Nos consta que este segundo caso se ha convertido en un
portalón abierto por donde se introducen arteramente la mayoría de los abortos,
incluso en los últimos tiempos de la gestación, en los cuales tal práctica
linda, a ojos vistas, con el homicidio. Los gobiernos deben sentirse obligados,
sin la menor excusa, a tomar medidas para que la despenalización del aborto no
se convierta en una patente de corso para todo tipo de abortos. Si no se
deciden a restringir la ley actual, al menos deben ser más rigurosos en su
aplicación.
El caso 3º se refiere a las mujeres que se hallan en la difícil
coyuntura de aceptar o no a niños afectados de alguna deficiencia. Pueden optar
por darlos en adopción, si no se ven con fuerzas para asumir la responsabilidad
de tomarlos a su cuidado. Son numerosas las familias que no escatiman medios
para conseguir una adopción en el extranjero, debido a la dificultad de hacerlo
en su patria.

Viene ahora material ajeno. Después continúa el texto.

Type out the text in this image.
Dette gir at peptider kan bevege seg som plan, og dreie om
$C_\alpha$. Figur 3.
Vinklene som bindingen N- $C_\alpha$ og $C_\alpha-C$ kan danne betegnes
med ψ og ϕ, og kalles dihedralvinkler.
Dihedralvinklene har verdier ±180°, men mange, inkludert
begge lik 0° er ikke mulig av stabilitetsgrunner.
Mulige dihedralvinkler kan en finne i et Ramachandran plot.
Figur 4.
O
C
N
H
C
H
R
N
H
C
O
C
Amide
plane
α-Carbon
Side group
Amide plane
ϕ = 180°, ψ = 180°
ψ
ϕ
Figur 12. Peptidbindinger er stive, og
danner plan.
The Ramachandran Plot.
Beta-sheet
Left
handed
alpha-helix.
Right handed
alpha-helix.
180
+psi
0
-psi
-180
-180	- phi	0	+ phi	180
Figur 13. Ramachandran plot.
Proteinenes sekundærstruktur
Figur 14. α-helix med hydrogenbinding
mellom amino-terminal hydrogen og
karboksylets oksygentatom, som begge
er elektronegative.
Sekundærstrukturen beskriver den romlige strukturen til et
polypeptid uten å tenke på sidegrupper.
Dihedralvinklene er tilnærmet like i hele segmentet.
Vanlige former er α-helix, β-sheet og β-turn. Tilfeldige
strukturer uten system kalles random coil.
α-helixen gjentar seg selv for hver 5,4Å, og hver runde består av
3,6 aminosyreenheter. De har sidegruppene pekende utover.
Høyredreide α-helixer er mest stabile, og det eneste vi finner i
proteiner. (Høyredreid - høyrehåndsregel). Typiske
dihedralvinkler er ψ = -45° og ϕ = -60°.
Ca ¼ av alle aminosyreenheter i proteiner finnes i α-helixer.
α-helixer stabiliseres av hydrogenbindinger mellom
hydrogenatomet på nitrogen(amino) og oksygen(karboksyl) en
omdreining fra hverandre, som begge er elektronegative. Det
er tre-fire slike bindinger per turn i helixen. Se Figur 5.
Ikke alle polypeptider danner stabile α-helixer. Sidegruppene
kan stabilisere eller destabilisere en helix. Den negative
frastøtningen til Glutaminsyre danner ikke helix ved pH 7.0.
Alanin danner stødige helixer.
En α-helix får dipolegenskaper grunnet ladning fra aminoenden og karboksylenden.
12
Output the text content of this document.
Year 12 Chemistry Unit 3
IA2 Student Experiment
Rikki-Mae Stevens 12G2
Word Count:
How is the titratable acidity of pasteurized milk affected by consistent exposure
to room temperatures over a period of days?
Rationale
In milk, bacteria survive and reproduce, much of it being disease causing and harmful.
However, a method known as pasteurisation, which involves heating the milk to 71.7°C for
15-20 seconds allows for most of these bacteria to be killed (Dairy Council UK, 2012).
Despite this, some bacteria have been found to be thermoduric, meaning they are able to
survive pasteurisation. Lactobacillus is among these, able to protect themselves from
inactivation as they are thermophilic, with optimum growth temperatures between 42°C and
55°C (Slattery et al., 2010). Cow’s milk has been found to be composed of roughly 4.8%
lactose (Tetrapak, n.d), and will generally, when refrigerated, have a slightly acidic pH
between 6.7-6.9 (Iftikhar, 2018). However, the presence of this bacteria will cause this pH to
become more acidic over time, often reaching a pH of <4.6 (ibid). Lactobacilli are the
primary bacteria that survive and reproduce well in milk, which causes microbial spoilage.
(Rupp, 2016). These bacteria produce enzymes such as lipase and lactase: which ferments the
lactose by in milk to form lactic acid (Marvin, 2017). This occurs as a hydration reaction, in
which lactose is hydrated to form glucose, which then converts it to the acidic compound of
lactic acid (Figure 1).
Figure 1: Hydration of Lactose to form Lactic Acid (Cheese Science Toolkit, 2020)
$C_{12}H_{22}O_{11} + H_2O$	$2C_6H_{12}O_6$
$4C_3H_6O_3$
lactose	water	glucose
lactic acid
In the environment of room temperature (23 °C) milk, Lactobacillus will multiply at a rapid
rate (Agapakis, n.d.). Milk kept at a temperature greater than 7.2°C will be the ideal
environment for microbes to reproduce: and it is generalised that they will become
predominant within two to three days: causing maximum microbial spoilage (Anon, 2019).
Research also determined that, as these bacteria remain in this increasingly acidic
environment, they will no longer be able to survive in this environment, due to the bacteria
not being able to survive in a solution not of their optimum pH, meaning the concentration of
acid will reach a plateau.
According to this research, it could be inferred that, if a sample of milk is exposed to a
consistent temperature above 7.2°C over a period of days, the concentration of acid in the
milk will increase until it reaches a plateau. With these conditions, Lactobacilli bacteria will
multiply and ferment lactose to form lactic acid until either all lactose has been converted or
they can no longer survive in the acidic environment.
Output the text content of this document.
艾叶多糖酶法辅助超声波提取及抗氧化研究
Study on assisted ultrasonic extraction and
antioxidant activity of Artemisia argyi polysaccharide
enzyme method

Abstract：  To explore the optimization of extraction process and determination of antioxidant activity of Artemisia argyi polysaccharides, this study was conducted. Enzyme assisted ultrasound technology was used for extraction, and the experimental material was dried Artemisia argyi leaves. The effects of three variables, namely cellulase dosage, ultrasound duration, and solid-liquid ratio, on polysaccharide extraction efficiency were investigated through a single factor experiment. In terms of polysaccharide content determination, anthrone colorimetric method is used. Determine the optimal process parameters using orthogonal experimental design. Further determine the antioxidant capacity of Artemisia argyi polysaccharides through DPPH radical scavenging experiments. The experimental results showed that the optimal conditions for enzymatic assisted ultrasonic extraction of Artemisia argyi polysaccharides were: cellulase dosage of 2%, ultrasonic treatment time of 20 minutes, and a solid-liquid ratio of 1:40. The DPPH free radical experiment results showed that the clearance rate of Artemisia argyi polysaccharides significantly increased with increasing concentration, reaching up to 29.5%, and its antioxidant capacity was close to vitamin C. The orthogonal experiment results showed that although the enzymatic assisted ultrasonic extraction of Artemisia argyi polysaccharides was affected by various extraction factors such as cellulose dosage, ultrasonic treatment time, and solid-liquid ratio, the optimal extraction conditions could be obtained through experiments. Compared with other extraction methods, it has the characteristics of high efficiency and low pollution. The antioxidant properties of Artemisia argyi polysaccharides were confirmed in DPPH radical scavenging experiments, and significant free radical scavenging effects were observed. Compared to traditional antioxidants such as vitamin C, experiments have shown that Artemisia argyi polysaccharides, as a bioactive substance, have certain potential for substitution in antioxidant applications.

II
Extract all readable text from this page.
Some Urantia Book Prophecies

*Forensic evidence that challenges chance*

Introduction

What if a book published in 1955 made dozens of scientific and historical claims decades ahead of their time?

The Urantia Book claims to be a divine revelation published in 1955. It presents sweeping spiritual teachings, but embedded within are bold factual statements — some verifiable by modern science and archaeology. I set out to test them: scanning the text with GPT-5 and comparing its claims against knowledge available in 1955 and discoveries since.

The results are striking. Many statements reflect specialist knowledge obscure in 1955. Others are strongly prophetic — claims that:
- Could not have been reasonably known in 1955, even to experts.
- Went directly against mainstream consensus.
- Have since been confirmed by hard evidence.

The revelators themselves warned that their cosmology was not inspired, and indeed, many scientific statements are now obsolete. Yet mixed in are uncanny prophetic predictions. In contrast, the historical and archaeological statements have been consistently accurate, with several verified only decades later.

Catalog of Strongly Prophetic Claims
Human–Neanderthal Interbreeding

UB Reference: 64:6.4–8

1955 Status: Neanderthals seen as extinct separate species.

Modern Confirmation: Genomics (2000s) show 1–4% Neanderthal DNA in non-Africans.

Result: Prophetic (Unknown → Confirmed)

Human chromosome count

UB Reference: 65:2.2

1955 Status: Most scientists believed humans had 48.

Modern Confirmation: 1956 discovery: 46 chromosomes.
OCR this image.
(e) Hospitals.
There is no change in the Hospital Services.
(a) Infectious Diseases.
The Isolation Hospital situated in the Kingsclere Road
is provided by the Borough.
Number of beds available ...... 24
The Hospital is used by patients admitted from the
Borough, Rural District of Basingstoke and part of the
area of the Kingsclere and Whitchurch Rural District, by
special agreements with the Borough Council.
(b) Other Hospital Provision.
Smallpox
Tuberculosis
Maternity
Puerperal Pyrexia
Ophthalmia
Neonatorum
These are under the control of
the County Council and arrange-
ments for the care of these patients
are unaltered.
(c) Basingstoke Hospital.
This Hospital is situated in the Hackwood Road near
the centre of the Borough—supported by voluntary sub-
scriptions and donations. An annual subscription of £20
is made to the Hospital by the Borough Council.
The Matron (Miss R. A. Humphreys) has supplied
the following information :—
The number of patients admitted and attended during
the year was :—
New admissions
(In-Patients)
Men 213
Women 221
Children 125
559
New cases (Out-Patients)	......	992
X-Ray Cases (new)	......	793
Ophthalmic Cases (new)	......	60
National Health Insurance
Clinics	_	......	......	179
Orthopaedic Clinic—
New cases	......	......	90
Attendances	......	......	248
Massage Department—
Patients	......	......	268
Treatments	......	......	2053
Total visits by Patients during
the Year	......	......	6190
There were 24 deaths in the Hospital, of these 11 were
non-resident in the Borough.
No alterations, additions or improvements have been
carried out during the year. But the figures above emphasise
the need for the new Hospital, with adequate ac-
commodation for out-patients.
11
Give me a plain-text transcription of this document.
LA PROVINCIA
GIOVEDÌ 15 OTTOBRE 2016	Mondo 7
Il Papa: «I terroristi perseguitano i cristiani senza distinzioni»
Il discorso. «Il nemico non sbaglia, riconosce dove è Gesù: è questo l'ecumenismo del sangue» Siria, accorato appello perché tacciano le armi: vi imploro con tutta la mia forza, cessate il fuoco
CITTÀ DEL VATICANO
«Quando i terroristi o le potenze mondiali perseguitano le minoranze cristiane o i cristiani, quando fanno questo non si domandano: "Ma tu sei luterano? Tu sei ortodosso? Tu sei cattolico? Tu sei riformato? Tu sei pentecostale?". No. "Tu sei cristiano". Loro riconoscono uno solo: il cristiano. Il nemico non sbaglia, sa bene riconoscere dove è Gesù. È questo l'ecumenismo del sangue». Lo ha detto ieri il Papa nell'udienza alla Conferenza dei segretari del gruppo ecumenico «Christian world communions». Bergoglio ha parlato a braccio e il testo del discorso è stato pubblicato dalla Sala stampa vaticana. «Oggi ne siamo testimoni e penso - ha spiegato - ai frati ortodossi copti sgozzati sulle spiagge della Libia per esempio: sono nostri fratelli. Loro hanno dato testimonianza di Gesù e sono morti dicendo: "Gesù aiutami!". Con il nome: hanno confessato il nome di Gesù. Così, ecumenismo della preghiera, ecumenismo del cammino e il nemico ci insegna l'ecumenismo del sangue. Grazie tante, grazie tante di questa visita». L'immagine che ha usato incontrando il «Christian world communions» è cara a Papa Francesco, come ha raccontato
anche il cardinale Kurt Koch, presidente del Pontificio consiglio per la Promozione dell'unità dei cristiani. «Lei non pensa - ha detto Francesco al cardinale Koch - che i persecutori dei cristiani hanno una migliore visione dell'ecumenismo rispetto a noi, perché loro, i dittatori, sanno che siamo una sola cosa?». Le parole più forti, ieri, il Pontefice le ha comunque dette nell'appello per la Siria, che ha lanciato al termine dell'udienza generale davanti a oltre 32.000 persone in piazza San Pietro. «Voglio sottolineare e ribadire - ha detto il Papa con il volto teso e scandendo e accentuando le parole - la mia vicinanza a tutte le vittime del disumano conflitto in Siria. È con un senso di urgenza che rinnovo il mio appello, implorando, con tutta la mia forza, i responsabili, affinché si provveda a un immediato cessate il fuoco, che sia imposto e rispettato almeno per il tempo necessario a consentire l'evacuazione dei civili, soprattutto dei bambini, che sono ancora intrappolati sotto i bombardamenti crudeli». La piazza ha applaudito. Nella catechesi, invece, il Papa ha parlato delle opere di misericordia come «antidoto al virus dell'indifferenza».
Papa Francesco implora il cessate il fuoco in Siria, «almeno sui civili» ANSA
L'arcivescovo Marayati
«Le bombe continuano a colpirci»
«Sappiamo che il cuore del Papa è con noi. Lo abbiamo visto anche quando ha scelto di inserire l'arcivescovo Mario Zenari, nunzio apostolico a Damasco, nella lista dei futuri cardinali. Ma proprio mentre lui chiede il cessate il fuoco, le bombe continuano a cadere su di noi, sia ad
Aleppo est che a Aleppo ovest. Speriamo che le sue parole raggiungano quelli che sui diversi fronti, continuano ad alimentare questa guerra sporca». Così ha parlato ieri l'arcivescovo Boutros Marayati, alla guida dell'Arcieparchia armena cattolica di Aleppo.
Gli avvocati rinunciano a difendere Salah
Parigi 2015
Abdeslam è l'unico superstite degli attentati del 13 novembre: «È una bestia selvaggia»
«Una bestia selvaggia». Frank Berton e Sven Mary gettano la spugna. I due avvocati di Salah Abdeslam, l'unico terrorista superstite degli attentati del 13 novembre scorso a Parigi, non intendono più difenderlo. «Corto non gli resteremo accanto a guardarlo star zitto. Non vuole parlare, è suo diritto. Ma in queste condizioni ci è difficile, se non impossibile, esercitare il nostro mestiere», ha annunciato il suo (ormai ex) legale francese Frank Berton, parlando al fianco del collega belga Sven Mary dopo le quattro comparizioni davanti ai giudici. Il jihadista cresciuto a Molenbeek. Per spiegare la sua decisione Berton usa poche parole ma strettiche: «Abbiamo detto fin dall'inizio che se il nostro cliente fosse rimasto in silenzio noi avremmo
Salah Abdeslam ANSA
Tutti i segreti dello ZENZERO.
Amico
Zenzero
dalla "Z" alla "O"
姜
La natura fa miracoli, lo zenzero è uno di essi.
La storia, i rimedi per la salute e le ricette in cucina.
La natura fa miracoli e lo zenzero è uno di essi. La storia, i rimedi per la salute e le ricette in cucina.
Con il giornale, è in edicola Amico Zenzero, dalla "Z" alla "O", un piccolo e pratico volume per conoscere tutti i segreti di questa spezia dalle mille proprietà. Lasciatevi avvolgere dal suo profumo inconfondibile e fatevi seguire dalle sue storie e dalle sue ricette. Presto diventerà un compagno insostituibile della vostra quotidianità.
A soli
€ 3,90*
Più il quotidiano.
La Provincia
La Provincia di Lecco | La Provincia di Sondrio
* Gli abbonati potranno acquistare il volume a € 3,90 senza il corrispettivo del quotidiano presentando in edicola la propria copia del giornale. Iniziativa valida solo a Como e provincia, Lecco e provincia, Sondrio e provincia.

Es hora de promulgar una ley de adopción que facilite los
trámites y anime a muchas jóvenes embarazadas a encontrar una salida digna a su
desesperación.
Con razón termina un editorial de ABC de esta forma: “No haría nada extraordinario el Gobierno en
reconocer que el supuesto del riesgo para la salud ´psíquica´ de la madre es un
coladero de abortos ilegales y que la verdadera reforma necesaria no es una ley
de plazos para dar carta de impunidad a lo que hoy son puramente delitos de
aborto, sino reducir el aborto despenalizado a los casos de estricta
incompatibilidad vital entre madre e hijo, e impulsar una política de apoyo
activo a la mujer embarazada y a la maternidad” (ABC, 18.1.2008, p. 4).